In a few cases where there is a extended piece (say, a quarter of a page or more)
to be marked in red this has been muted to maroon. A special problem is
presented by deletions, as what has been removed cannot itself be marked; if
there is no other way to indicate a change has occurred, a part of the remaining
text (usually before the deletion, but sometimes after) is marked in red.

     Less drastic changes, where a degree of continuity is present, are indicated
in blue (“moved“, “copied”, etc).

     Changes that are even less notable are marked in purple. These include such
changes as (re)numbering, changes in style (from double quotes to single quotes,
from bold to italic, etc) and changes in status (from a Rule to a Note, from a
footnote to a Rule, etc). Changes in status are signalled by marking the entire up-
or down-graded text purple. In the earlier Codes there is not necessarily a sharp
distinction between Notes and Rules, that is, some Notes are Notes, while some
are actually Rules. Here (for the purpose of marking status changes), all Notes
are taken at face value: anything that claims to be a Note is treated as a Note.

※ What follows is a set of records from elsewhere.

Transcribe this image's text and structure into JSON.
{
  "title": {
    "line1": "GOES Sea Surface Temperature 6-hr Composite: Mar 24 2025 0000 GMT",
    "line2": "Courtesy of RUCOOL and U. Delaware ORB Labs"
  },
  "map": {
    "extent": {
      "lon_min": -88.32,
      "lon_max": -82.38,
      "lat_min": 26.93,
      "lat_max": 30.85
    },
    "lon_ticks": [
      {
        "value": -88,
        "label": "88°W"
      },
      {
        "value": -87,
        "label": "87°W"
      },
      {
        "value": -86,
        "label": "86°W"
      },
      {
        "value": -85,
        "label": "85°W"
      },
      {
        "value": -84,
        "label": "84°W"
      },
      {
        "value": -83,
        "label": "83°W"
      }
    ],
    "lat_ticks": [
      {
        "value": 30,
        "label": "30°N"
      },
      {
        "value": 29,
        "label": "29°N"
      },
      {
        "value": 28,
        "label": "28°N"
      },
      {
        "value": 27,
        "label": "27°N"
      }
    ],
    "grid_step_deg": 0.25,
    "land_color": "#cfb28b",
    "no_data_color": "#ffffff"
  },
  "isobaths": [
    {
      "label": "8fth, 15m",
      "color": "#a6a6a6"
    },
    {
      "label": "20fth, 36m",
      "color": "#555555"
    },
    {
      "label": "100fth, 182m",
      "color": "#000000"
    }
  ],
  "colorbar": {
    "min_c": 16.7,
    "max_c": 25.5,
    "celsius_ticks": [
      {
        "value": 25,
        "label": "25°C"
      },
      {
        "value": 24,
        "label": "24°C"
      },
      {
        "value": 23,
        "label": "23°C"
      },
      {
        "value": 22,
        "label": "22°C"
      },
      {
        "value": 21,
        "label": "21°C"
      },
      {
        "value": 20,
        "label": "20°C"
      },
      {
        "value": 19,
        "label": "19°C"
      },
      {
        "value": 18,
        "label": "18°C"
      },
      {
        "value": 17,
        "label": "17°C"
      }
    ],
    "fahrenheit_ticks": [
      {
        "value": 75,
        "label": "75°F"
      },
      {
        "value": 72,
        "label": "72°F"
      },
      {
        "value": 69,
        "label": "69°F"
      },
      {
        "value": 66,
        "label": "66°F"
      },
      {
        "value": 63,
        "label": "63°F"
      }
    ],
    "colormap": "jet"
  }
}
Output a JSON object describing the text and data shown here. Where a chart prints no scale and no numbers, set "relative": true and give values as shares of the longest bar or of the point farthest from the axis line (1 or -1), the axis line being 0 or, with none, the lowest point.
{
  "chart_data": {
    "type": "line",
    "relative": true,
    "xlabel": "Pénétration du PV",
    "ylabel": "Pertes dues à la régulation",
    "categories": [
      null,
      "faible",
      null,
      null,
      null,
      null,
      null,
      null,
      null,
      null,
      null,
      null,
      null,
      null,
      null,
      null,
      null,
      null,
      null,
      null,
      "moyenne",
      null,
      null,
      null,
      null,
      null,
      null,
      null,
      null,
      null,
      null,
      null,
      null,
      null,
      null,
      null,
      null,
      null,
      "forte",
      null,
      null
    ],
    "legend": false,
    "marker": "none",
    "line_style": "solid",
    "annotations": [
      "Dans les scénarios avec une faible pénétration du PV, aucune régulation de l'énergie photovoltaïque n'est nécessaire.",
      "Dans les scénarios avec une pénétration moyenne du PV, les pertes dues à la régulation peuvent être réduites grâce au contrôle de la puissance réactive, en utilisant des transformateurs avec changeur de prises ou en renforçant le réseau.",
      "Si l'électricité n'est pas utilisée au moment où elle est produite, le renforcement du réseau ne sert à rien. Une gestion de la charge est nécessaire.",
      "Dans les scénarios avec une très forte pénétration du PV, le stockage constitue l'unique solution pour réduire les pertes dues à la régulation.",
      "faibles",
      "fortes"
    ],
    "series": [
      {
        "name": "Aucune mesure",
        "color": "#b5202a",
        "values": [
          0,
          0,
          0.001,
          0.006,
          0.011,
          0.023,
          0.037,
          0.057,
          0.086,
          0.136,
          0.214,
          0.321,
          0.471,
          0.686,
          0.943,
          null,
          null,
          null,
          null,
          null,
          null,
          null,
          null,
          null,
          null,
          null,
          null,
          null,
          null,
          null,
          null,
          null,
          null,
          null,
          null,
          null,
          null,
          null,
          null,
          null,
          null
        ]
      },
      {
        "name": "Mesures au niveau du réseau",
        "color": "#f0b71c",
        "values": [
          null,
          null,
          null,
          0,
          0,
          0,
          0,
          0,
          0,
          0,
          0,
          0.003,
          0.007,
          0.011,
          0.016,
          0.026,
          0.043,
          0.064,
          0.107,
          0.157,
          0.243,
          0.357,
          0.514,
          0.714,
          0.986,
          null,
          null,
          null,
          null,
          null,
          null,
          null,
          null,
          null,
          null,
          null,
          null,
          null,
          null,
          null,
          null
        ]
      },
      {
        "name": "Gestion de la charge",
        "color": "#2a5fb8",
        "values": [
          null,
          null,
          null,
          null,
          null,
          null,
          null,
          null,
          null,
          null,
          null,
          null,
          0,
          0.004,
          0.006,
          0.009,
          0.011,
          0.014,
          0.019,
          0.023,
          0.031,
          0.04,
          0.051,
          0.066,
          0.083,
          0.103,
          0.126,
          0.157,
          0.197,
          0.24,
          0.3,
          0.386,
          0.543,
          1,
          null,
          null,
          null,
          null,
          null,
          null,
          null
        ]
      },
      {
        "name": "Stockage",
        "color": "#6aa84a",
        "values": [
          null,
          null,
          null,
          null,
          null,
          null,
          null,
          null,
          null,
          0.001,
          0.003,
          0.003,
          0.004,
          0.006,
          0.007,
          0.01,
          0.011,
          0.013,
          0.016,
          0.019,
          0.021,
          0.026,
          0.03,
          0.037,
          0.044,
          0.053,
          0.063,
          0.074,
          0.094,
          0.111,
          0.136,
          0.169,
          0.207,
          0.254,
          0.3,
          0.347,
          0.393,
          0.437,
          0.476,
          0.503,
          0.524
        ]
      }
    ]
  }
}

     Where a block of text has been moved in some way this has not been marked
as such, but is only signaled by marking the first dozen or so characters of the
moved block of text. If the text has been moved from a quite different place this
has been signalled in blue. If the text is merely moved a little (that is, becoming
a new paragraph start, joining up with the preceding paragraph, a move within an
Article, and such), this has been signalled in purple. Such a moved block of text
may consist of two or more items, say a Rule, supported by an Example, in
which case only the first item is signalled by marking the first dozen or so of
the moved text. However, if it is numbered, the numbering of all the involved
items has been marked (see for example a block that was moved from the 1988,
Berlin Code, Art. 40.2, supported by four Examples, becoming Art. 11.8,
supported by the same four Examples, in the 1994, Tokyo Code, in which all
components have a blue number, but where only the beginning of the block is
more extensively marked); this includes the unnumbered “Note” and “Example”
of earlier editions.

     As a later development, links are being added to the proposals (and decisions)
that gave rise to changes. For this purpose three extra files per Code are provided:
one with the full titles of the proposals, and associated papers, one conversion
table and one overview of Congress action. This was most easily done for the
more recent Codes, as the process of managing proposals has become ever more
streamlined over time. At this stage, these links to proposals are provided for the
Codes back to the 1956, Paris Code.

     HTML mark-up has been kept as basic as possible, hopefully making for
optimal browser compatibility (even something as innocuous-looking as “</i>”
is interpreted differently by different browsers). There appears to be quite a
bit of HTML-technique that looks good in the sale pitch, but that upon testing
proves not to work. Mark-up was done with the purpose of making proofreading
as easily as possible, that is, in a non- proportional font (New Courier) with text
aligned (for the obvious reasons) at either four or twenty-nine spaces from the
left. For the technically-minded: sizes are in pts (tutorials often recommend using
px, but it proves that of the examined browsers none actually supports text
mark-up in px, while some experimentation shows that ems don’t offer any
advantage); where applicable, spacing is given in centimeters.

     The project was realized in a period of over nine years, as it is not something
that can be done in a hurry. Given the complexity of the project there can be no
guarantee that it is error free, in any respect.